Using Laerdal Medical's manikin baby SimNewB and a mobile system called SimView, Judy LeFlore, associate dean in the College of Nursing, has already run more than a dozen live clinical simulation sessions in Florida and Texas from her office at UT Arlington. All the exercises have focused on neonatal care emergencies. The providers suggested many of the scenarios based on their experiences.
The concept and its initial success are described in a paper published in the August issue of Clinical Simulation in Nursing. The proof-of-concept report is co-authored by LeFlore; Debra Sansoucie, vice president of the advance practitioner program at Pediatrix; Carolyn Cason, vice president for research at UT Arlington; Amy Aaron, NNP with Pediatrix; Mindi Anderson, UT Arlington College of Nursing assistant professor; and Patricia Thomas, clinical assistant professor.
Cason, a former College of Nursing professor and administrator, said the College of Nursing, Pediatrix and Laerdal recognize the value of assessing the competency of providers through simulation.

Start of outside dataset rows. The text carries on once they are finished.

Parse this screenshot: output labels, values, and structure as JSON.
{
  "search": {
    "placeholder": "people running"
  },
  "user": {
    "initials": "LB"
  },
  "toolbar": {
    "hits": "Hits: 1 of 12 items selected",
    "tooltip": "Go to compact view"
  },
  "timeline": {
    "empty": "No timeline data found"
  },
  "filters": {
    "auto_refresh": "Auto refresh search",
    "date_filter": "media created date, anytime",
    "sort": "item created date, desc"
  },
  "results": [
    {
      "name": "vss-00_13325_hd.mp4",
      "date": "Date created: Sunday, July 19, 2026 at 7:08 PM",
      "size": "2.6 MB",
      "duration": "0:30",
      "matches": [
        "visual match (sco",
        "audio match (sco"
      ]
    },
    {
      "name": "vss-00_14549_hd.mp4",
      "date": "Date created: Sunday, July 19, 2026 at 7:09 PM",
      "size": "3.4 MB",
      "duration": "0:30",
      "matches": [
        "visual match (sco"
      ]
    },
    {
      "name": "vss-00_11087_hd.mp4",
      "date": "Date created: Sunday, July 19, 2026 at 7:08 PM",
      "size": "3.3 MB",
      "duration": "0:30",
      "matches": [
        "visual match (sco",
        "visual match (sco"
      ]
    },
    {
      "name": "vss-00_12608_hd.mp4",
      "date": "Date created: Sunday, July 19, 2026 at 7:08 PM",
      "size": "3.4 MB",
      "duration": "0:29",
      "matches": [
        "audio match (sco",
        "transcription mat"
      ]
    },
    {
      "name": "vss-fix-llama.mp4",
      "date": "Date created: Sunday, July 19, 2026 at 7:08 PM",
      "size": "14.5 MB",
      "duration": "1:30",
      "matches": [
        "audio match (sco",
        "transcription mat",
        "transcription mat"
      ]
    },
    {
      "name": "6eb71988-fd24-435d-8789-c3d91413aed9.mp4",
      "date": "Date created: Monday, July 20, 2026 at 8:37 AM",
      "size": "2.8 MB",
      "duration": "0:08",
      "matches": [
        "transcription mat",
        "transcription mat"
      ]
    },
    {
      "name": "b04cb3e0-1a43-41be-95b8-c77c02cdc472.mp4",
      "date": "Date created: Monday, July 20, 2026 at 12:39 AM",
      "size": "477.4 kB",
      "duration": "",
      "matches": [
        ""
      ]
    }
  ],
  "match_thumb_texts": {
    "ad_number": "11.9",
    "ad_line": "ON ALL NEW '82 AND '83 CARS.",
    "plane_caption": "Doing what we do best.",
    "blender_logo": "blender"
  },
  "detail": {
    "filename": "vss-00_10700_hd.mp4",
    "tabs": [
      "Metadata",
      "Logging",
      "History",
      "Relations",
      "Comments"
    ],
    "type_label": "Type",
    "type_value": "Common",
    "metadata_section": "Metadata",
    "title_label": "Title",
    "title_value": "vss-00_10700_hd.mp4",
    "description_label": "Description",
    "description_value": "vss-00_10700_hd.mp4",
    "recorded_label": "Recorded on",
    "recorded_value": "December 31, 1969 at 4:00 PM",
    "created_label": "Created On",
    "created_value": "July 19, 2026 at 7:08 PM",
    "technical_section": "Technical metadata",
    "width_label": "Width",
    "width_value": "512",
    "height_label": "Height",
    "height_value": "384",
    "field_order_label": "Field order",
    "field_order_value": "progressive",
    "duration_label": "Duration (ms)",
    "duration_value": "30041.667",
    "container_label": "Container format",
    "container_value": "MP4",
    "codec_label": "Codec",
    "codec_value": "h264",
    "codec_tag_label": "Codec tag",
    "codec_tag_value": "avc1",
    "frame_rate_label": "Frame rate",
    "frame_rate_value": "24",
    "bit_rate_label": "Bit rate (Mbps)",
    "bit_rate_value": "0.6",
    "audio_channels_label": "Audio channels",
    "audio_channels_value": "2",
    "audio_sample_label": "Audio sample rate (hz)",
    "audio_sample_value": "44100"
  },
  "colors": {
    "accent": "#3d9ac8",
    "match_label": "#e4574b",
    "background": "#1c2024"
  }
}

"We all know that if you're going to have a procedure done, you want the person doing it to have done it before," said Cason. "You want a health care provider with the ability, knowledge and the physical dexterity skills to be successful … The whole point around this collaboration is that it's not only the knowing, but the doing."
The initiative is especially useful in a situation where nurses and doctors don't have a lot of opportunity to practice a procedure.
"It is critical for us to measure and validate the competency of clinicians in high risk, low volume procedures," Sansoucie explains. "If we can utilize the expertise and leadership of the team at UT Arlington to train in credible, valuable scenarios with their very own teams and in their own environment, we can not only offer an advantage to our patients, but also to our hospital partners as we enter this new era of Triple Aim in healthcare."
Originally developed by the Institute for Healthcare Improvement (IHI), the Triple Aim is a framework that describes improving the U.S. health care system by improving the experience of care, improving the health of populations and reducing per capita costs of health care.
Sansoucie also notes, "As we approach our second year of the regional rollout within Pediatrix, I can say that many of our practices would not have had accessibility to this training without the remote control distance simulation."
LeFlore coordinates work on the remote-control distance simulation project, with grant support from Pediatrix. She and colleagues in the College of Nursing design scenarios and she leads the exercise and debriefings with the health care professionals in other states. She said Pediatrix employees have responded enthusiastically.
"They love it," she said. "They ask for more training because the more practice in high-risk situations the better the outcomes."
In addition to being the maker of SimNewB, Laerdal is a partner in UT Arlington's Smart Hospital, a national demonstration center for simulation education and research with about 40 simulated patients. Laerdal also makes the SimView, a high-definition audio and/or visual capture and playback system.
The research paper "Remote-controlled distance simulations assessing neonatal provider competence" lists several advantages of the program, including that it can be used to assess the competency of nurses outside of metropolitan areas where simulation centers may be located, and notes this approach to competency assessment can be applied to other areas of nursing and medicine.
The paper states further: "The approach permits the assessment to occur in the HCP's (health care provider's) workplace. Using the employees' workplace with which they are familiar and comfortable may permit a more accurate assessment of the NNP's knowledge and skills. Additionally, the cost and time required to travel would be eliminated for the employee and the employer."